Paralysé par les scandales sur la confidentialité, pressurisé par les actionnaires avides de dividendes et titillé par SnapChat et Tik Tok, Facebook avait clairement besoin d’un électrochoc pour relancer la machine, non pas qu’elle était à l’arrêt, mais que sa position dominante était menacée. Facebook a donc décidé de prendre le taureau par les cornes et de revoir sa copie.🙇‍♂️

Une cinquième refonte majeure et une feuille de route parfaitement cohérente

L’édition 2019 de la conférence F8 était l’occasion pour son patron et créateur de présenter une nouvelle stratégie : Here’s how Mark Zuckerberg sees Facebook’s new era of privacy. Autan l’affirmer d’emblée : les annonces faites démontrent une formidable capacité d’évolution (“Move fast and break things“) et une vision parfaitement cohérente de là où ils veulent emmener leurs produits :

De nombreuses choses ont été annoncées lors des deux jours d’un évènement largement commenté par les médias spécialisés (Day 1 of F8 2019: Building New Products and Features for a Privacy-Focused Social Platform).
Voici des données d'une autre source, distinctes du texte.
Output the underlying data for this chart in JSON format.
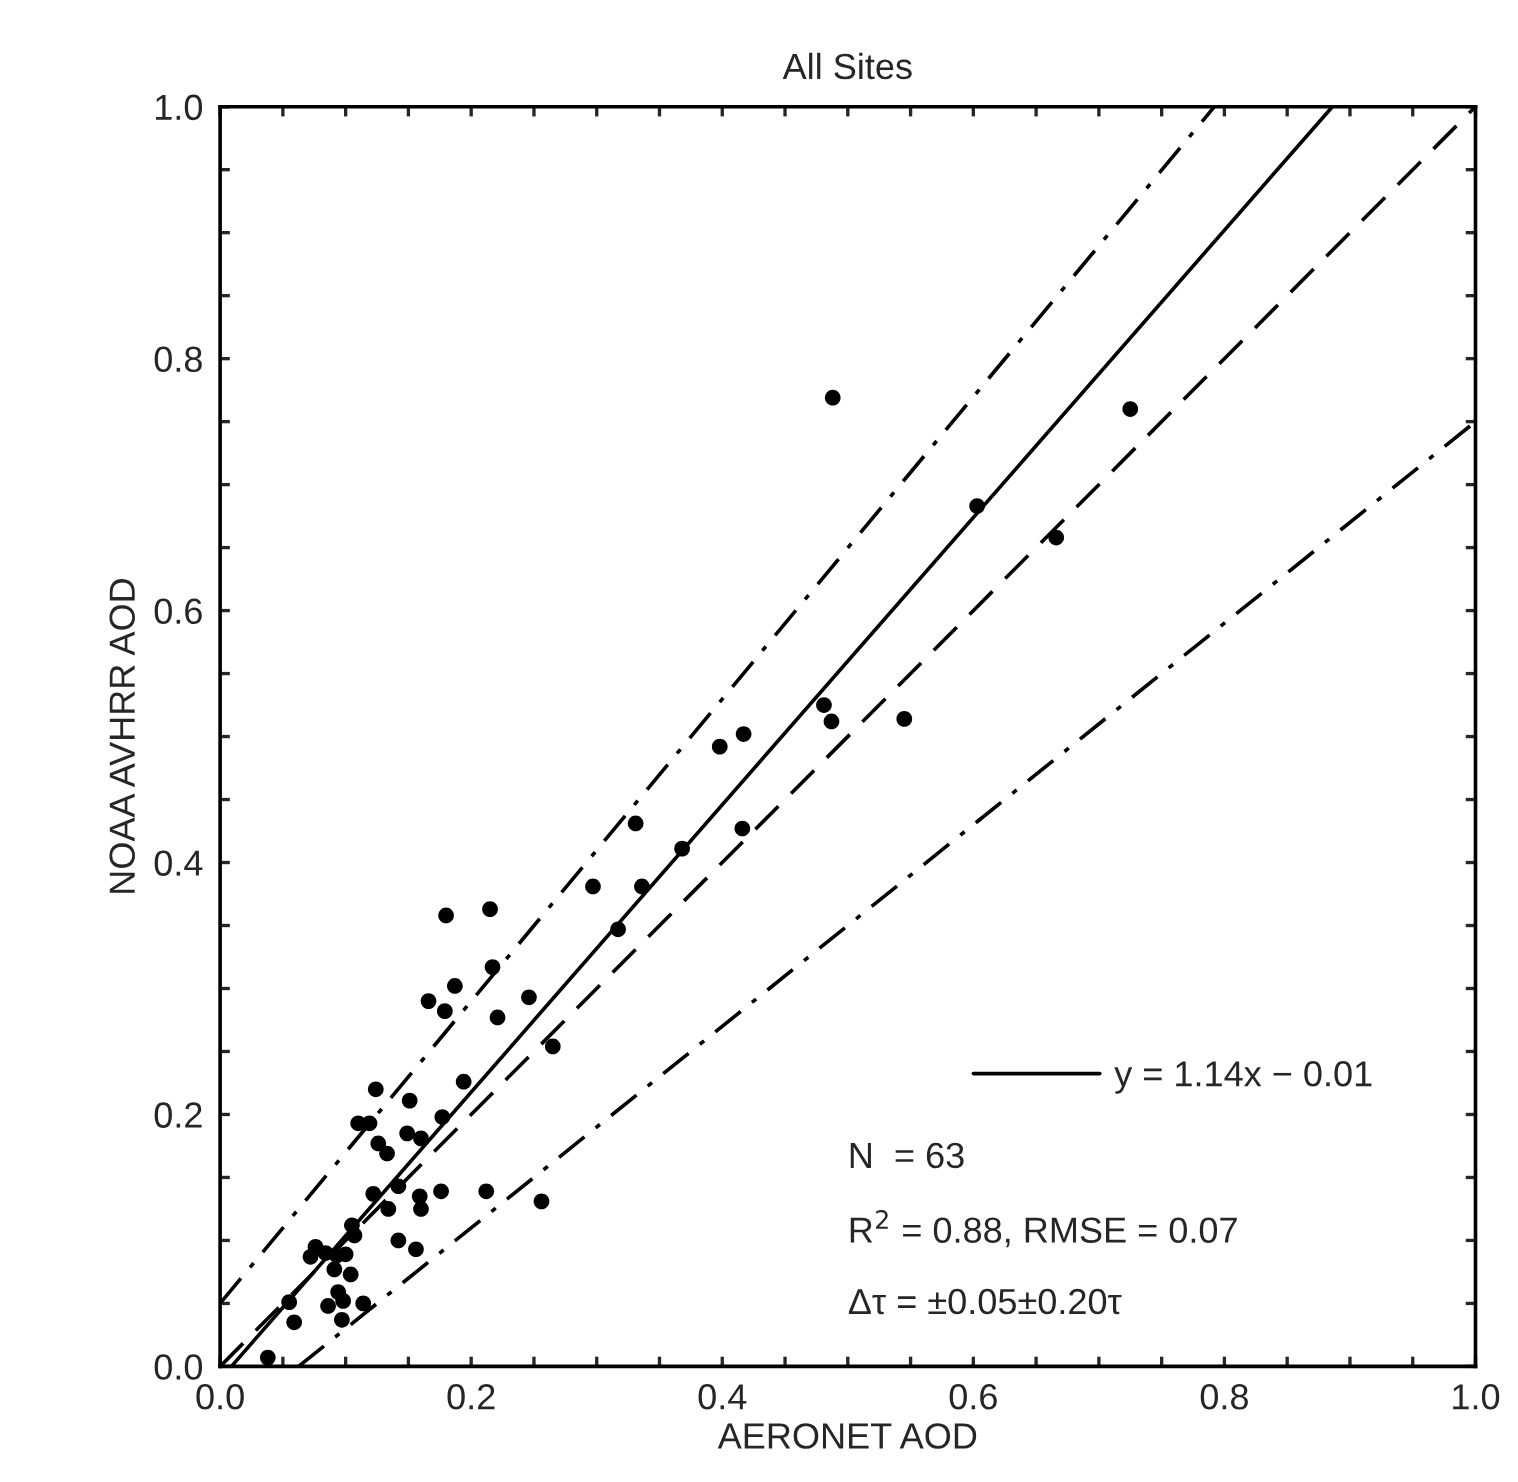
{
  "chart_data": {
    "type": "scatter",
    "title": "All Sites",
    "xlabel": "AERONET AOD",
    "ylabel": "NOAA AVHRR AOD",
    "xlim": [
      0,
      1
    ],
    "ylim": [
      0,
      1
    ],
    "xticks": [
      {
        "value": 0,
        "label": "0.0"
      },
      {
        "value": 0.05,
        "label": null
      },
      {
        "value": 0.1,
        "label": null
      },
      {
        "value": 0.15,
        "label": null
      },
      {
        "value": 0.2,
        "label": "0.2"
      },
      {
        "value": 0.25,
        "label": null
      },
      {
        "value": 0.3,
        "label": null
      },
      {
        "value": 0.35,
        "label": null
      },
      {
        "value": 0.4,
        "label": "0.4"
      },
      {
        "value": 0.45,
        "label": null
      },
      {
        "value": 0.5,
        "label": null
      },
      {
        "value": 0.55,
        "label": null
      },
      {
        "value": 0.6,
        "label": "0.6"
      },
      {
        "value": 0.65,
        "label": null
      },
      {
        "value": 0.7,
        "label": null
      },
      {
        "value": 0.75,
        "label": null
      },
      {
        "value": 0.8,
        "label": "0.8"
      },
      {
        "value": 0.85,
        "label": null
      },
      {
        "value": 0.9,
        "label": null
      },
      {
        "value": 0.95,
        "label": null
      },
      {
        "value": 1,
        "label": "1.0"
      }
    ],
    "yticks": [
      {
        "value": 0,
        "label": "0.0"
      },
      {
        "value": 0.05,
        "label": null
      },
      {
        "value": 0.1,
        "label": null
      },
      {
        "value": 0.15,
        "label": null
      },
      {
        "value": 0.2,
        "label": "0.2"
      },
      {
        "value": 0.25,
        "label": null
      },
      {
        "value": 0.3,
        "label": null
      },
      {
        "value": 0.35,
        "label": null
      },
      {
        "value": 0.4,
        "label": "0.4"
      },
      {
        "value": 0.45,
        "label": null
      },
      {
        "value": 0.5,
        "label": null
      },
      {
        "value": 0.55,
        "label": null
      },
      {
        "value": 0.6,
        "label": "0.6"
      },
      {
        "value": 0.65,
        "label": null
      },
      {
        "value": 0.7,
        "label": null
      },
      {
        "value": 0.75,
        "label": null
      },
      {
        "value": 0.8,
        "label": "0.8"
      },
      {
        "value": 0.85,
        "label": null
      },
      {
        "value": 0.9,
        "label": null
      },
      {
        "value": 0.95,
        "label": null
      },
      {
        "value": 1,
        "label": "1.0"
      }
    ],
    "grid": false,
    "legend": "bottom right",
    "series": [
      {
        "color": "#000000",
        "marker": "circle",
        "x": [
          0.488,
          0.725,
          0.603,
          0.666,
          0.481,
          0.487,
          0.545,
          0.398,
          0.417,
          0.331,
          0.416,
          0.368,
          0.336,
          0.317,
          0.297,
          0.18,
          0.215,
          0.217,
          0.187,
          0.166,
          0.179,
          0.221,
          0.246,
          0.265,
          0.124,
          0.151,
          0.194,
          0.177,
          0.11,
          0.119,
          0.149,
          0.16,
          0.126,
          0.133,
          0.142,
          0.122,
          0.134,
          0.159,
          0.16,
          0.176,
          0.212,
          0.256,
          0.105,
          0.107,
          0.142,
          0.156,
          0.076,
          0.072,
          0.084,
          0.093,
          0.1,
          0.091,
          0.104,
          0.094,
          0.098,
          0.086,
          0.114,
          0.055,
          0.059,
          0.097,
          0.038
        ],
        "values": [
          0.769,
          0.76,
          0.683,
          0.658,
          0.525,
          0.512,
          0.514,
          0.492,
          0.502,
          0.431,
          0.427,
          0.411,
          0.381,
          0.347,
          0.381,
          0.358,
          0.363,
          0.317,
          0.302,
          0.29,
          0.282,
          0.277,
          0.293,
          0.254,
          0.22,
          0.211,
          0.226,
          0.198,
          0.193,
          0.193,
          0.185,
          0.181,
          0.177,
          0.169,
          0.143,
          0.137,
          0.125,
          0.135,
          0.125,
          0.139,
          0.139,
          0.131,
          0.112,
          0.104,
          0.1,
          0.093,
          0.095,
          0.087,
          0.09,
          0.088,
          0.089,
          0.077,
          0.073,
          0.059,
          0.052,
          0.048,
          0.05,
          0.051,
          0.035,
          0.037,
          0.007
        ]
      },
      {
        "type": "line",
        "name": "y = 1.14x − 0.01",
        "color": "#000000",
        "line_style": "solid",
        "marker": "none",
        "x": [
          0.009,
          0.886
        ],
        "values": [
          0.0,
          1.0
        ]
      },
      {
        "type": "line",
        "color": "#000000",
        "line_style": "dashed",
        "marker": "none",
        "x": [
          0,
          1
        ],
        "values": [
          0,
          1
        ]
      },
      {
        "type": "line",
        "color": "#000000",
        "line_style": "dashdot",
        "marker": "none",
        "x": [
          0,
          0.792
        ],
        "values": [
          0.05,
          1.0
        ]
      },
      {
        "type": "line",
        "color": "#000000",
        "line_style": "dashdot",
        "marker": "none",
        "x": [
          0.0625,
          1.0
        ],
        "values": [
          0,
          0.75
        ]
      }
    ],
    "annotations": [
      "N  = 63",
      "R$^{2}$ = 0.88, RMSE = 0.07",
      "Δτ = ±0.05±0.20τ"
    ]
  }
}
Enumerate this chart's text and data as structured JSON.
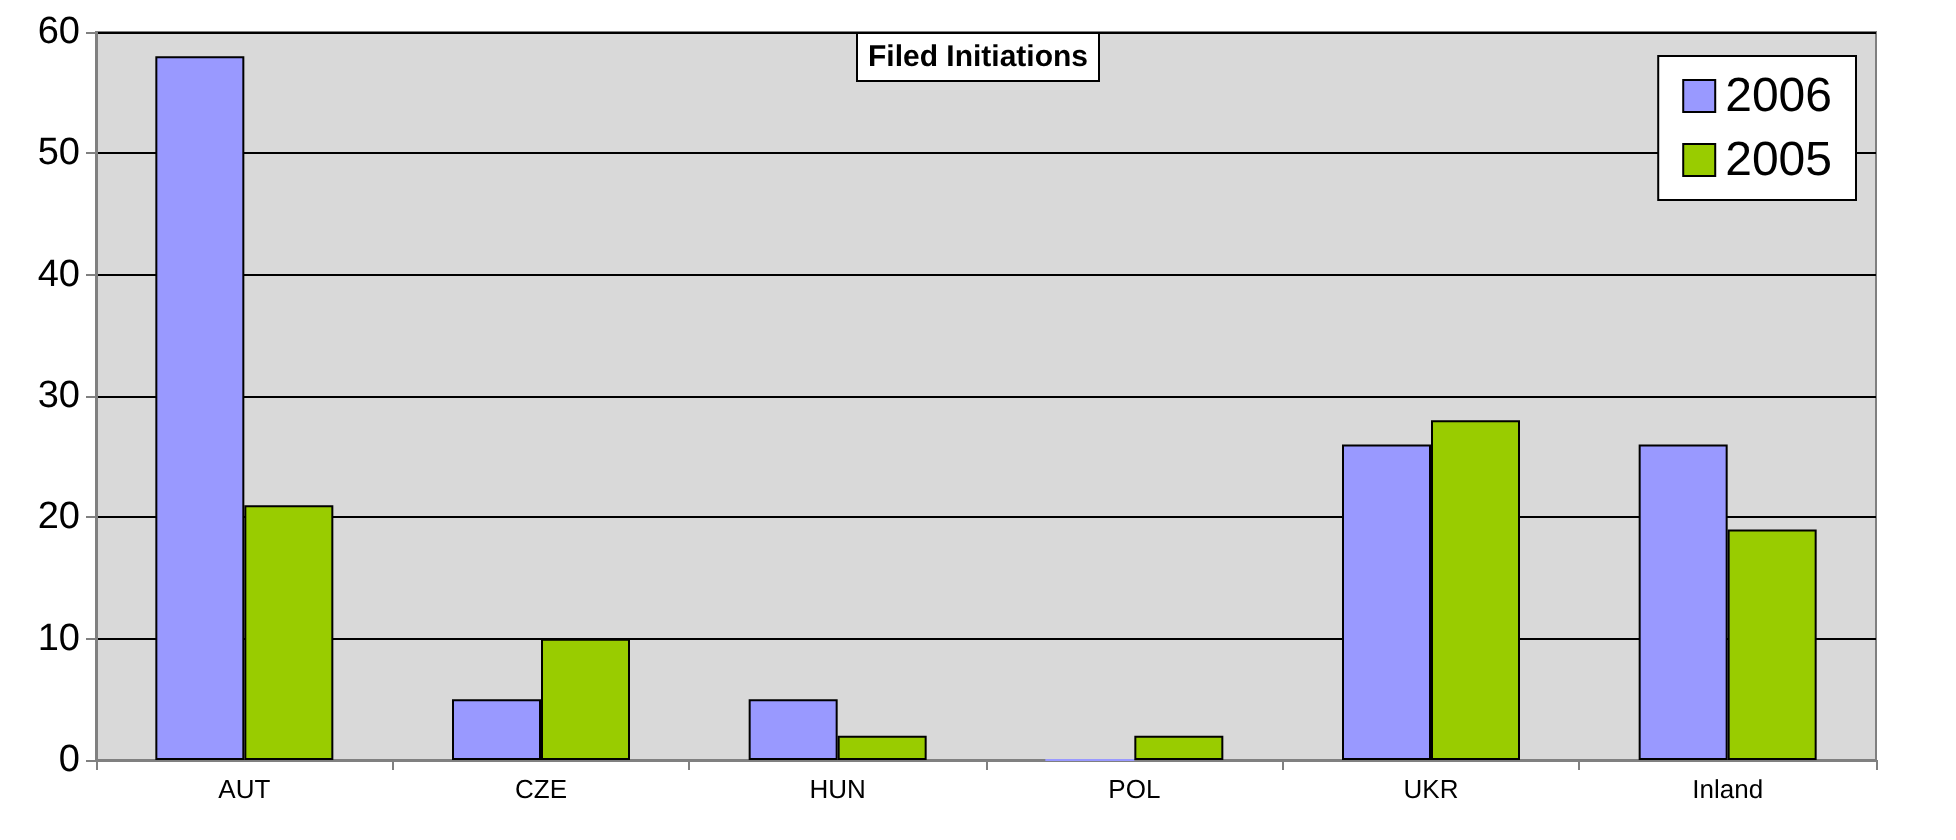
{
  "chart_data": {
    "type": "bar",
    "title": "Filed Initiations",
    "categories": [
      "AUT",
      "CZE",
      "HUN",
      "POL",
      "UKR",
      "Inland"
    ],
    "series": [
      {
        "name": "2006",
        "color": "#9999ff",
        "values": [
          58,
          5,
          5,
          0,
          26,
          26
        ]
      },
      {
        "name": "2005",
        "color": "#99cc00",
        "values": [
          21,
          10,
          2,
          2,
          28,
          19
        ]
      }
    ],
    "ylim": [
      0,
      60
    ],
    "yticks": [
      0,
      10,
      20,
      30,
      40,
      50,
      60
    ],
    "grid": "y",
    "legend": "top right"
  }
}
Je peux néanmoins vous en faire un rapide résumé pour que vous mesuriez bien l’ampleur de la refonte. 🧐

Il y a en premier lieu la cinquième version majeure du portail, une refonte qui accorde beaucoup plus d’importance aux groupes et aux événements : Facebook is redesigning its core app around the two parts people actually like to use.

Vous noterez que cette nouvelle version se rapproche visuellement de la version mobile :

L’onglet des groupes va donc occuper une place beaucoup plus importante avec un accès plus simple à la découverte de nouveaux groupes.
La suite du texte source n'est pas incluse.